Today it is argued that ‘brain gain’ strategies have largely failed (World Bank 2005). Consequently many governments have begun to explore new policy measures that encourage expatriates to participate in their countries of origin without requiring them to return home. No longer is the diaspora simply the concern of migration officials, rather economic development agencies have become central, assisted in some cases by the efforts of international organisations. For example, the World Bank recently held a technical workshop in Latin America that focused on the design of Diaspora Strategies and contextualised these in the need for new forms of industrial policy predicated on high productivity employment. The result is active mobilisation of expatriates through initiatives such as investment conferences, industry and sector specific web links, the creation of expert databases, direct appeals by national leaders, short term visits by academics, mentors and industry specialists, and the explicit targeting of financial, market and technical expertise. It is in this context that expatriate presence in all OECD countries has also been measured for the first time (Dumont and Lemaitre 2005).

Unlike earlier diasporic networks that privileged cultural and educational relationships (such as embassy groups and alumni programmes), the primary aim of the formal Diaspora Strategies is to facilitate the transfer of advice, technical skills, finance, and market knowledge (market standards, financial practices, corporate governance) allowing more ready access into offshore markets. There is an explicit discussion about the need for Diaspora Strategies to distinguish between ‘alumni models’ that involve mass mobilization and the ‘overachievers model’ that focus on elite actors and target those who can influence corporate investment and decision making processes. In many cases, efforts to use Diaspora Strategies to help build a ‘knowledge based economy’ are also explicitly linked to new understandings of the role of universities and the establishment of business incubators in which connections can be made between fledgling businesses and expatriate networks (Lalkaka 2003).

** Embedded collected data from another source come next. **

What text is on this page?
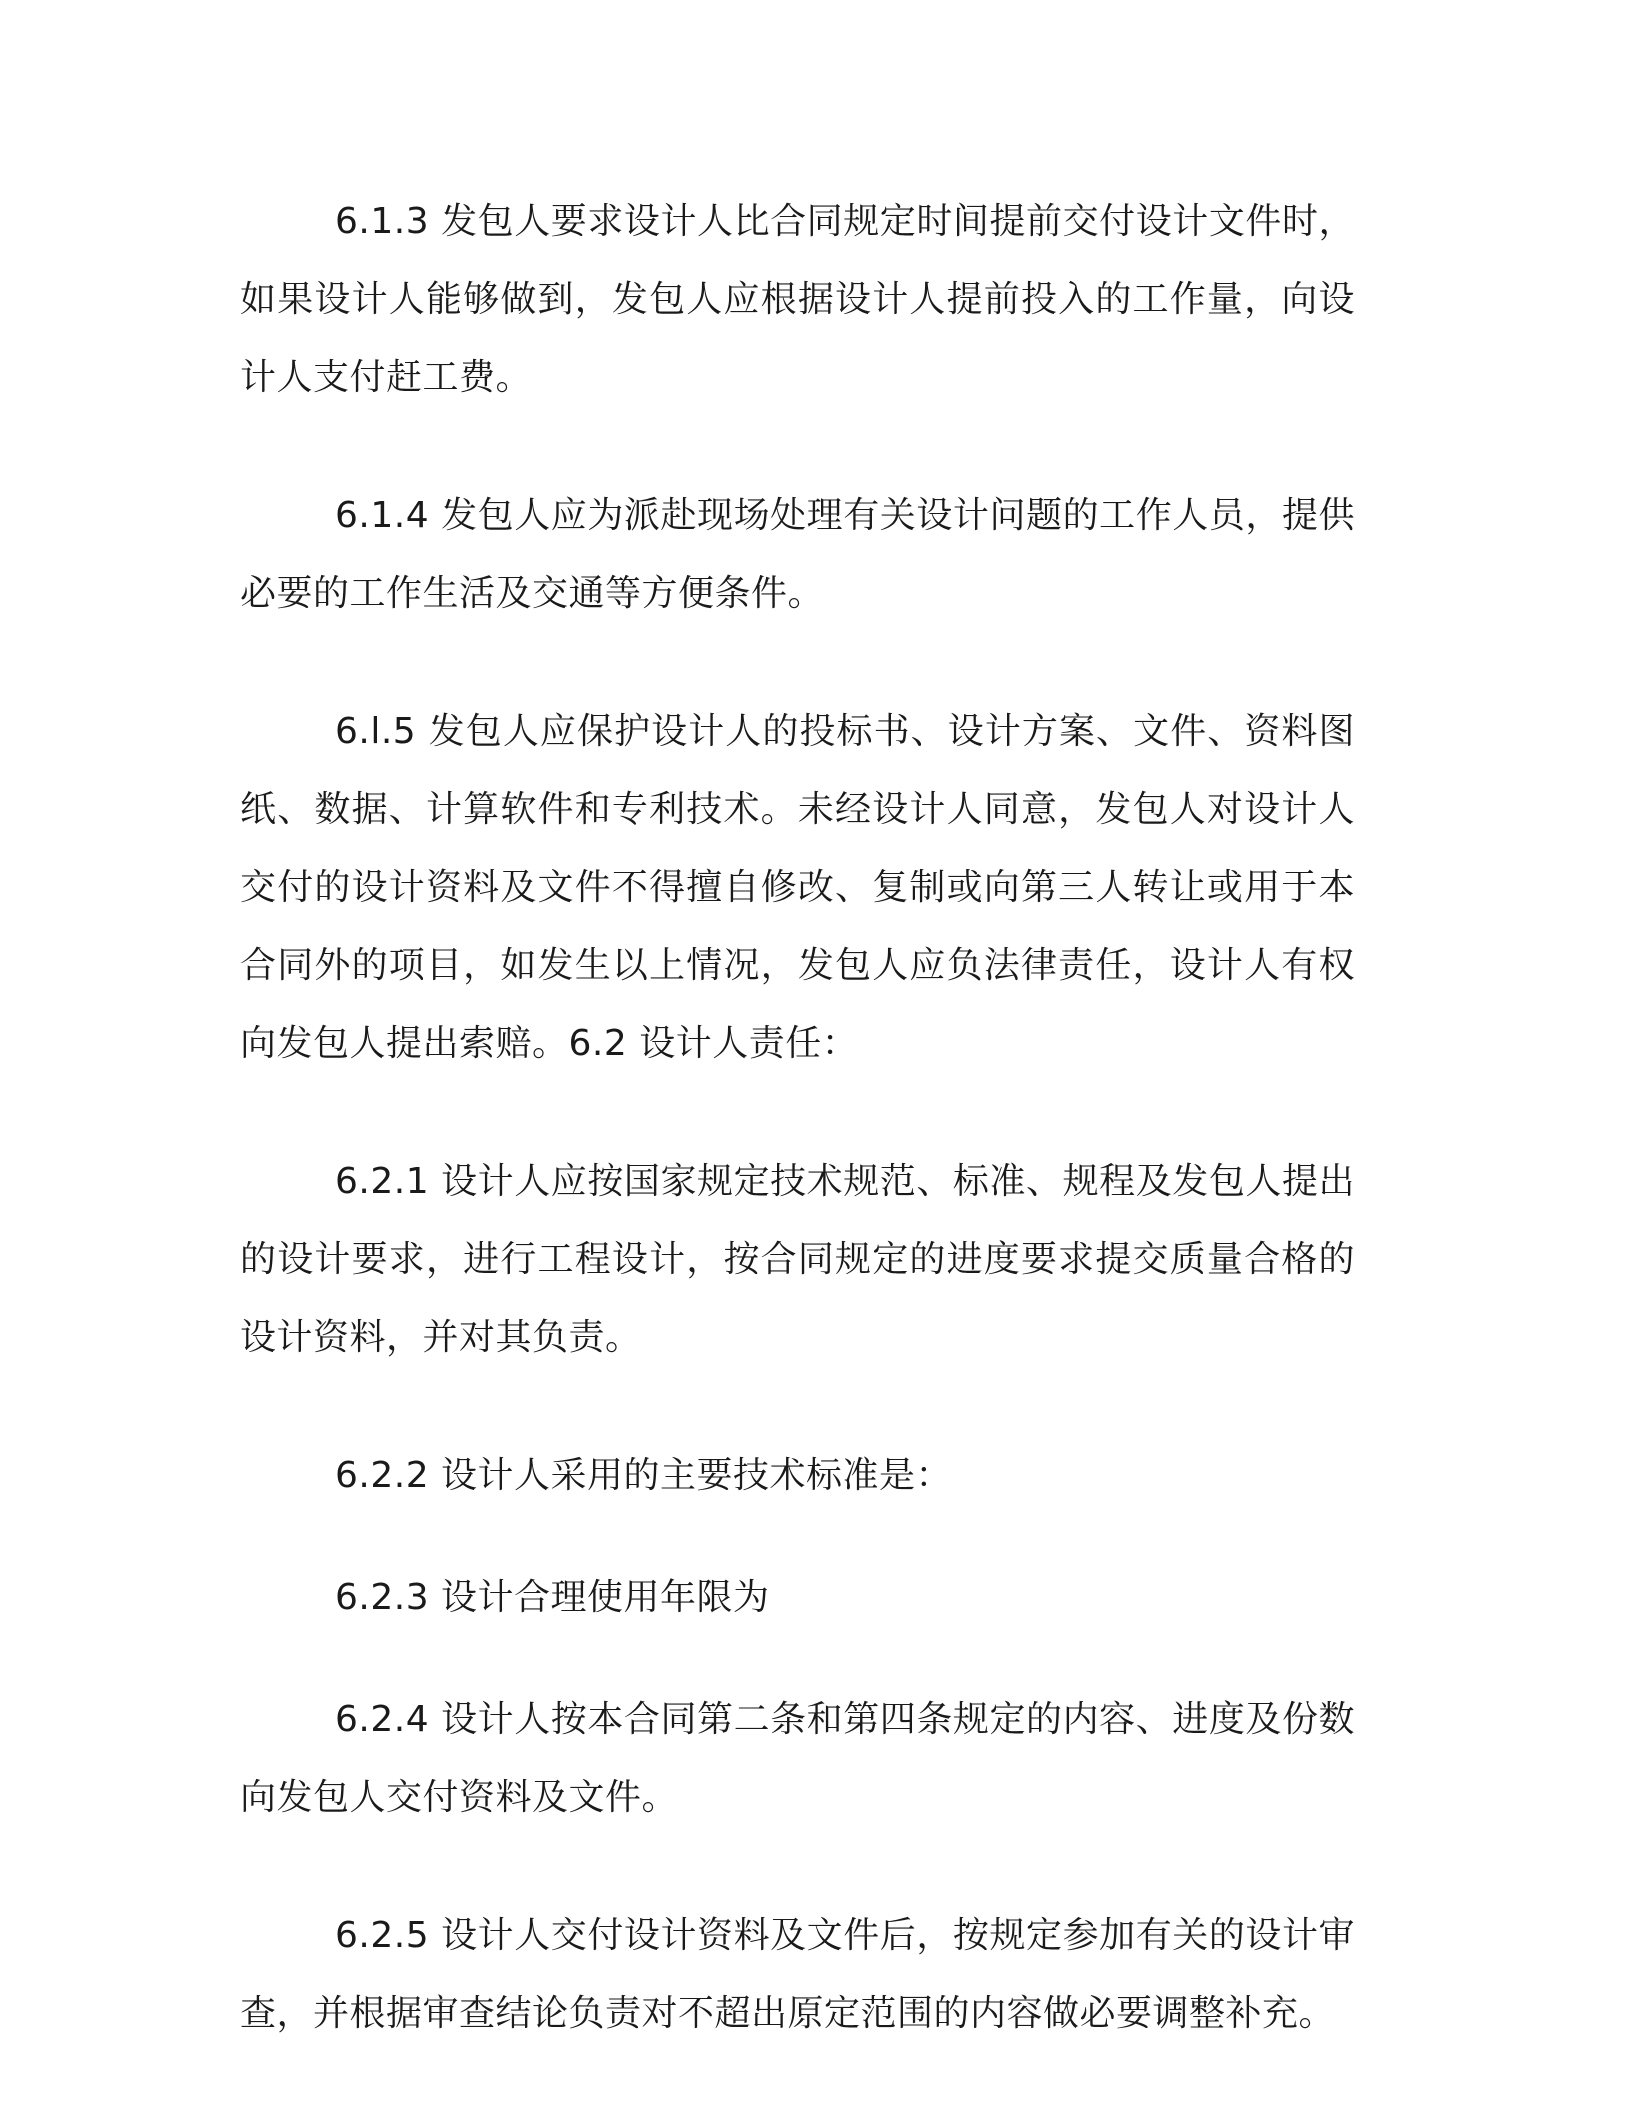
6.1.3 发包人要求设计人比合同规定时间提前交付设计文件时，如果设计人能够做到，发包人应根据设计人提前投入的工作量，向设计人支付赶工费。

6.1.4 发包人应为派赴现场处理有关设计问题的工作人员，提供必要的工作生活及交通等方便条件。

6.l.5 发包人应保护设计人的投标书、设计方案、文件、资料图纸、数据、计算软件和专利技术。未经设计人同意，发包人对设计人交付的设计资料及文件不得擅自修改、复制或向第三人转让或用于本合同外的项目，如发生以上情况，发包人应负法律责任，设计人有权向发包人提出索赔。6.2 设计人责任：

6.2.1 设计人应按国家规定技术规范、标准、规程及发包人提出的设计要求，进行工程设计，按合同规定的进度要求提交质量合格的设计资料，并对其负责。

6.2.2 设计人采用的主要技术标准是：

6.2.3 设计合理使用年限为

6.2.4 设计人按本合同第二条和第四条规定的内容、进度及份数向发包人交付资料及文件。

6.2.5 设计人交付设计资料及文件后，按规定参加有关的设计审查，并根据审查结论负责对不超出原定范围的内容做必要调整补充。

The rise of Diaspora Strategies is significant because it demonstrates how state agencies, policy makers and individual citizens themselves have begun to think beyond national borders and are make efforts to generate non-territorial forms of organisation. However, to date the vocabulary of these strategies is that of the knowledge economy. Expatriates are being cast as new sources of financial, human and social capital. It is competitiveness, growth, skills, entrepreneurship and innovation that is privileged, and only rarely community and identity. Whether or not this in sustainable longer term remains to be seen.

References

Dumont J-C and G Lemaitre 2005 Counting Immigrants and Expatriates in OECD Countries: A New Perspective. OECD Directorate for Employment Labour and Social Affairs.

Lalkaka R 2003 Business Incubators in Developing Countries: characteristics and performance. International Journal of Entrepreneurship and Innovation Management 3(1/2), 31-55.

Larner, W 2007 Expatriate experts and globalising governmentalities: the New Zealand diaspora strategy. Transactions of the Institute of British Geographers 32 (3), 331–345.

Meyer J-B and M Brown 1999 Scientific Diasporas: A New Approach to the Brain Drain. Paris: UNESCO MOST Discussion paper No 41.

World Bank 2005 Transforming Brain Drain into Brain Gain: Diaspora networks of highly skilled for the benefits of countries of origin Workshop for public and private sector leaders, Buenos Aires, Argentina, 26-27 April.